In questo percorso si inserisce l'incontro promosso da Polis Lombardia e ospitato da ATS della Montagna nei giorni scorsi, dedicato a un confronto su idee, metodi e buone pratiche già attivi sul territorio.
Al tavolo dei relatori Danilo Cereda, della UO Prevenzione - DG Welfare di Regione Lombardia, i rappresentanti di ATS della Montagna, ASST Valtellina e Alto Lario, ASST Valcamonica e diverse realtà impegnate con ATS in interventi e progetti locali su formazione, contrasto allo spreco alimentare e promozione della lettura nei più piccoli.

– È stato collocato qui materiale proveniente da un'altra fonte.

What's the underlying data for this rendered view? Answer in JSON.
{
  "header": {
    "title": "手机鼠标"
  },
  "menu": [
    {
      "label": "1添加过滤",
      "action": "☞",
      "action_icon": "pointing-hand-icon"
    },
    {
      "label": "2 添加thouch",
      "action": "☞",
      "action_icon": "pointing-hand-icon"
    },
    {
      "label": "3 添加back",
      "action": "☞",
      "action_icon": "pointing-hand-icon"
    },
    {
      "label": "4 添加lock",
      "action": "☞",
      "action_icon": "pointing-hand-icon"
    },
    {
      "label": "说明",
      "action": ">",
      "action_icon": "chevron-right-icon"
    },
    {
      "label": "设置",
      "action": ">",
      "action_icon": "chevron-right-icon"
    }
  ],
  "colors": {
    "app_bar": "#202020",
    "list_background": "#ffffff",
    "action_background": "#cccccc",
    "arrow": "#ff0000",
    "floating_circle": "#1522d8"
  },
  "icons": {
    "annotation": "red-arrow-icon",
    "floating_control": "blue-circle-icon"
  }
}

"Il nuovo Piano Regionale della Prevenzione ci chiede di rafforzare la dimensione territoriale degli interventi e l'ingaggio diretto delle comunità" ha evidenziato Monica Anna Fumagalli, direttore generale di ATS della Montagna, nel saluto iniziale. "È esattamente la direzione in cui ATS della Montagna sta già lavorando, come per i gruppi di cammino sul territorio, i Rifugi in Rosa, la nuova edizione dell’ Ottobre in Rosa e numerosi altri progetti. Sono esperienze diverse per forma, ma che rispondono alla stessa logica: portare la prevenzione fuori dagli ambulatori, dentro i luoghi che le persone frequentano davvero. È su questo terreno, credo, che si giochi oggi l'efficacia reale delle politiche di prevenzione".
Le idee sviluppate nei territori e le buone pratiche messe a punto dalle singole ATS diventano così patrimonio comune, in vista della scadenza del 15 agosto per la raccolta dei contributi al nuovo Piano.